Keaton, Burton, Brando, Sparrow
In fact, Tim Burton, who will make him his alter ego in a long series of films (Ed Wood, sleepy hollow, Charlie and the chocolate factory, Funeral rites, Sweeney Todd, Dark Shadows…), considers Johnny Depp as a being on the fringe who can act, rather than an actor who plays beings on the fringe. Jim Jarmusch, who gave him with dead man (1995) an unforgettable role, sees in him an actor with a unique interiority, capable of transmitting intense emotions through the depth of his gaze, like Buster Keaton, whom the young Depp admires among all. In 1995, he met Marlon Brando on the set of Don Juan DeMarco, and the latter dubs him as a successor and a friend.
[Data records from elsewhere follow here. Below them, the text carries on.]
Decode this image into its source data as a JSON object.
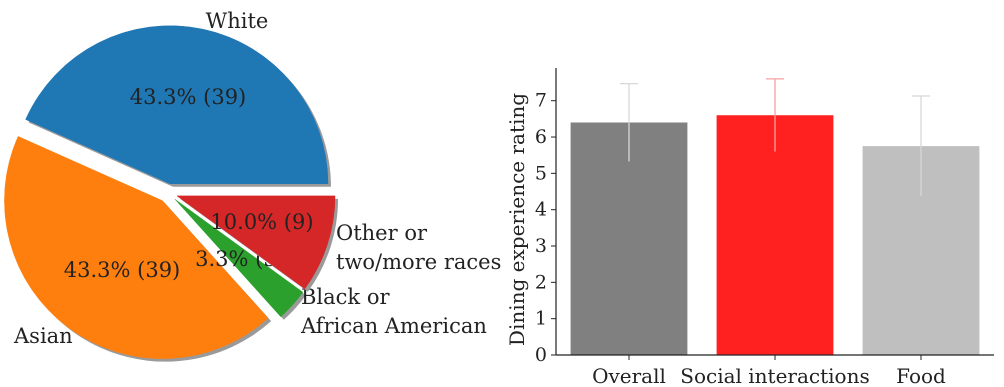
{
  "chart_data": [
    {
      "type": "pie",
      "title": "",
      "slices": [
        {
          "label": "White",
          "value": 39,
          "percent": 43.3,
          "pct_label": "43.3% (39)",
          "color": "#1f77b4",
          "exploded": true
        },
        {
          "label": "Asian",
          "value": 39,
          "percent": 43.3,
          "pct_label": "43.3% (39)",
          "color": "#ff7f0e",
          "exploded": true
        },
        {
          "label": "Black or African American",
          "label_lines": [
            "Black or",
            "African American"
          ],
          "value": 3,
          "percent": 3.3,
          "pct_label": "3.3% (3)",
          "color": "#2ca02c",
          "exploded": true
        },
        {
          "label": "Other or two/more races",
          "label_lines": [
            "Other or",
            "two/more races"
          ],
          "value": 9,
          "percent": 10.0,
          "pct_label": "10.0% (9)",
          "color": "#d62728",
          "exploded": true
        }
      ],
      "shadow": true
    },
    {
      "type": "bar",
      "title": "",
      "xlabel": "",
      "ylabel": "Dining experience rating",
      "categories": [
        "Overall",
        "Social interactions",
        "Food"
      ],
      "values": [
        6.4,
        6.6,
        5.75
      ],
      "errors": [
        1.07,
        1.0,
        1.38
      ],
      "colors": [
        "#808080",
        "#ff2020",
        "#bfbfbf"
      ],
      "ylim": [
        0,
        7.9
      ],
      "yticks": [
        0,
        1,
        2,
        3,
        4,
        5,
        6,
        7
      ],
      "grid": false
    }
  ]
}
Three years later, the pest Hunter S. Thomson, the inventor of “gonzo” journalism, whom Johnny Depp plays in paranoid las vegasadaptation by Terry Gilliam of the most famous book of the writer, becomes for the actor a second mentor, almost a double.
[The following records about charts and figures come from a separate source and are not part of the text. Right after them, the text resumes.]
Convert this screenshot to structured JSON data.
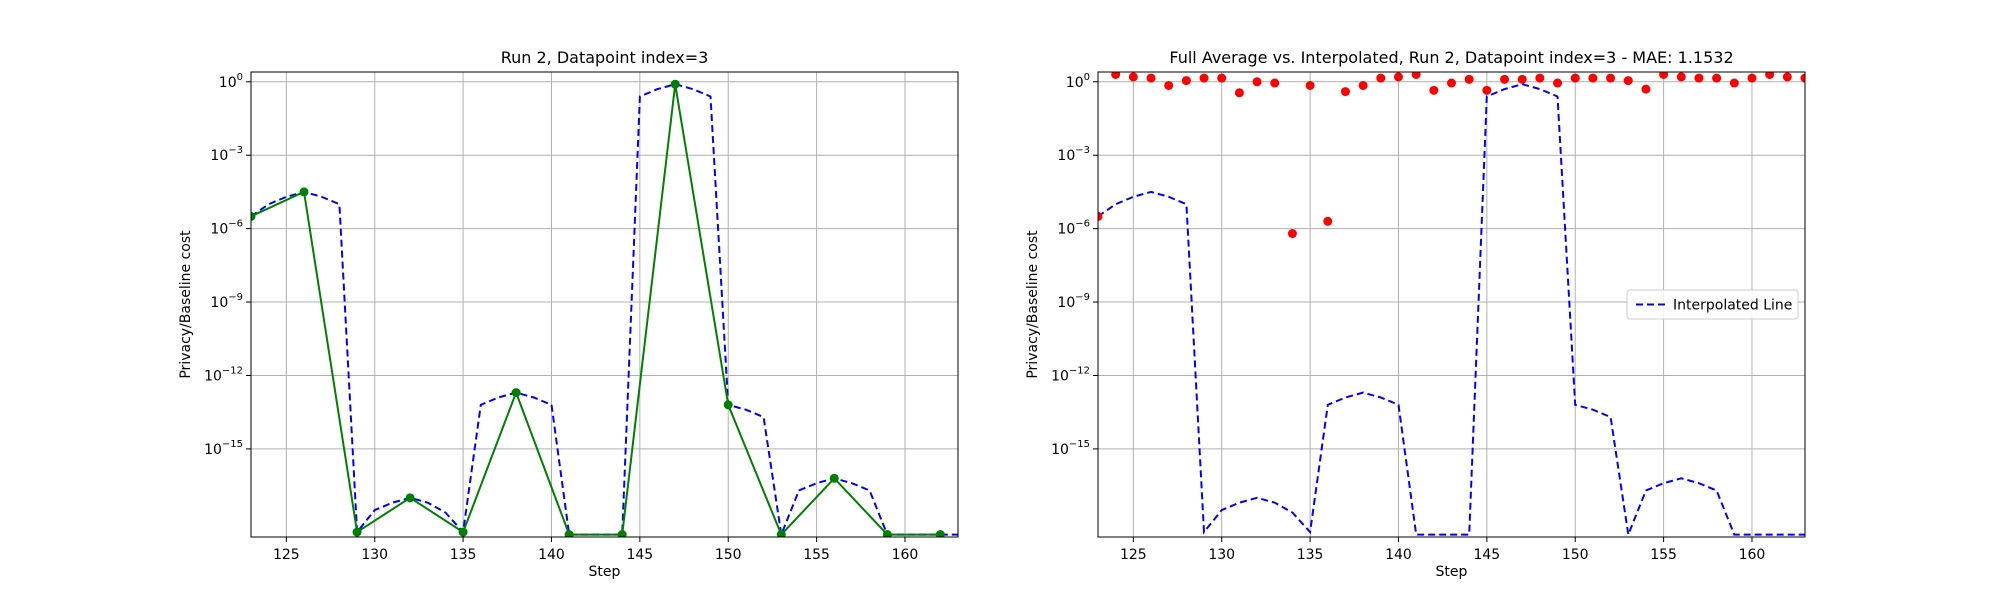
{
  "figure": {
    "background": "#ffffff"
  },
  "chart_data": [
    {
      "type": "line",
      "title": "Run 2, Datapoint index=3",
      "xlabel": "Step",
      "ylabel": "Privacy/Baseline cost",
      "yscale": "log",
      "xlim": [
        123,
        163
      ],
      "ylim_log10": [
        -18.6,
        0.4
      ],
      "grid": true,
      "legend": null,
      "xticks": [
        125,
        130,
        135,
        140,
        145,
        150,
        155,
        160
      ],
      "yticks": [
        {
          "exp": 0,
          "label": "10",
          "sup": "0"
        },
        {
          "exp": -3,
          "label": "10",
          "sup": "−3"
        },
        {
          "exp": -6,
          "label": "10",
          "sup": "−6"
        },
        {
          "exp": -9,
          "label": "10",
          "sup": "−9"
        },
        {
          "exp": -12,
          "label": "10",
          "sup": "−12"
        },
        {
          "exp": -15,
          "label": "10",
          "sup": "−15"
        }
      ],
      "series": [
        {
          "style": "dashed",
          "color": "#0000ff",
          "x": [
            123,
            124,
            125,
            126,
            127,
            128,
            129,
            130,
            131,
            132,
            133,
            134,
            135,
            136,
            137,
            138,
            139,
            140,
            141,
            142,
            143,
            144,
            145,
            146,
            147,
            148,
            149,
            150,
            151,
            152,
            153,
            154,
            155,
            156,
            157,
            158,
            159,
            160,
            161,
            162,
            163
          ],
          "log10_y": [
            -5.5,
            -5,
            -4.7,
            -4.5,
            -4.7,
            -5,
            -18.4,
            -17.5,
            -17.2,
            -17,
            -17.2,
            -17.6,
            -18.4,
            -13.2,
            -12.9,
            -12.7,
            -12.9,
            -13.2,
            -18.5,
            -18.5,
            -18.5,
            -18.5,
            -0.6,
            -0.3,
            -0.1,
            -0.3,
            -0.6,
            -13.2,
            -13.4,
            -13.7,
            -18.5,
            -16.7,
            -16.4,
            -16.2,
            -16.4,
            -16.7,
            -18.5,
            -18.5,
            -18.5,
            -18.5,
            -18.5
          ]
        },
        {
          "style": "solid",
          "color": "#008000",
          "marker": "o",
          "x": [
            123,
            126,
            129,
            132,
            135,
            138,
            141,
            144,
            147,
            150,
            153,
            156,
            159,
            162
          ],
          "log10_y": [
            -5.5,
            -4.5,
            -18.4,
            -17,
            -18.4,
            -12.7,
            -18.5,
            -18.5,
            -0.1,
            -13.2,
            -18.5,
            -16.2,
            -18.5,
            -18.5
          ]
        }
      ]
    },
    {
      "type": "scatter",
      "title": "Full Average vs. Interpolated, Run 2, Datapoint index=3 - MAE: 1.1532",
      "xlabel": "Step",
      "ylabel": "Privacy/Baseline cost",
      "yscale": "log",
      "xlim": [
        123,
        163
      ],
      "ylim_log10": [
        -18.6,
        0.4
      ],
      "grid": true,
      "legend": "center-right",
      "xticks": [
        125,
        130,
        135,
        140,
        145,
        150,
        155,
        160
      ],
      "yticks": [
        {
          "exp": 0,
          "label": "10",
          "sup": "0"
        },
        {
          "exp": -3,
          "label": "10",
          "sup": "−3"
        },
        {
          "exp": -6,
          "label": "10",
          "sup": "−6"
        },
        {
          "exp": -9,
          "label": "10",
          "sup": "−9"
        },
        {
          "exp": -12,
          "label": "10",
          "sup": "−12"
        },
        {
          "exp": -15,
          "label": "10",
          "sup": "−15"
        }
      ],
      "series": [
        {
          "name": "Interpolated Line",
          "style": "dashed",
          "color": "#0000ff",
          "x": [
            123,
            124,
            125,
            126,
            127,
            128,
            129,
            130,
            131,
            132,
            133,
            134,
            135,
            136,
            137,
            138,
            139,
            140,
            141,
            142,
            143,
            144,
            145,
            146,
            147,
            148,
            149,
            150,
            151,
            152,
            153,
            154,
            155,
            156,
            157,
            158,
            159,
            160,
            161,
            162,
            163
          ],
          "log10_y": [
            -5.5,
            -5,
            -4.7,
            -4.5,
            -4.7,
            -5,
            -18.4,
            -17.5,
            -17.2,
            -17,
            -17.2,
            -17.6,
            -18.4,
            -13.2,
            -12.9,
            -12.7,
            -12.9,
            -13.2,
            -18.5,
            -18.5,
            -18.5,
            -18.5,
            -0.6,
            -0.3,
            -0.1,
            -0.3,
            -0.6,
            -13.2,
            -13.4,
            -13.7,
            -18.5,
            -16.7,
            -16.4,
            -16.2,
            -16.4,
            -16.7,
            -18.5,
            -18.5,
            -18.5,
            -18.5,
            -18.5
          ]
        },
        {
          "style": "points",
          "color": "#ff0000",
          "marker": "o",
          "x": [
            123,
            124,
            125,
            126,
            127,
            128,
            129,
            130,
            131,
            132,
            133,
            134,
            135,
            136,
            137,
            138,
            139,
            140,
            141,
            142,
            143,
            144,
            145,
            146,
            147,
            148,
            149,
            150,
            151,
            152,
            153,
            154,
            155,
            156,
            157,
            158,
            159,
            160,
            161,
            162,
            163
          ],
          "log10_y": [
            -5.5,
            0.3,
            0.2,
            0.15,
            -0.15,
            0.05,
            0.15,
            0.15,
            -0.45,
            0,
            -0.05,
            -6.2,
            -0.15,
            -5.7,
            -0.4,
            -0.15,
            0.15,
            0.2,
            0.3,
            -0.35,
            -0.05,
            0.1,
            -0.35,
            0.1,
            0.1,
            0.15,
            -0.05,
            0.15,
            0.15,
            0.15,
            0.05,
            -0.3,
            0.3,
            0.2,
            0.15,
            0.15,
            -0.05,
            0.15,
            0.3,
            0.2,
            0.15
          ]
        }
      ]
    }
  ]
}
But at the same time, the tabloid press continues to refer to his escapades as a sulphurous handsome kid, a lover of all kinds of excess, the one who despite everything remains a star foreign to the system. This American dream that he constantly subverted caught up with him in 2003, at just 40 years old, when his composition of the alcoholic captain Jack Sparrow in Pirates of the Caribbean achieved phenomenal success. If he then becomes the highest paid actor in the history of cinema, Johnny Depp seems throughout the Disney saga – and even in his recent legal disputes – to turn into a caricature of himself, to the point of making almost forget today the singular beauty of his filmography. It is one of the graces of this portrait to restore it to us.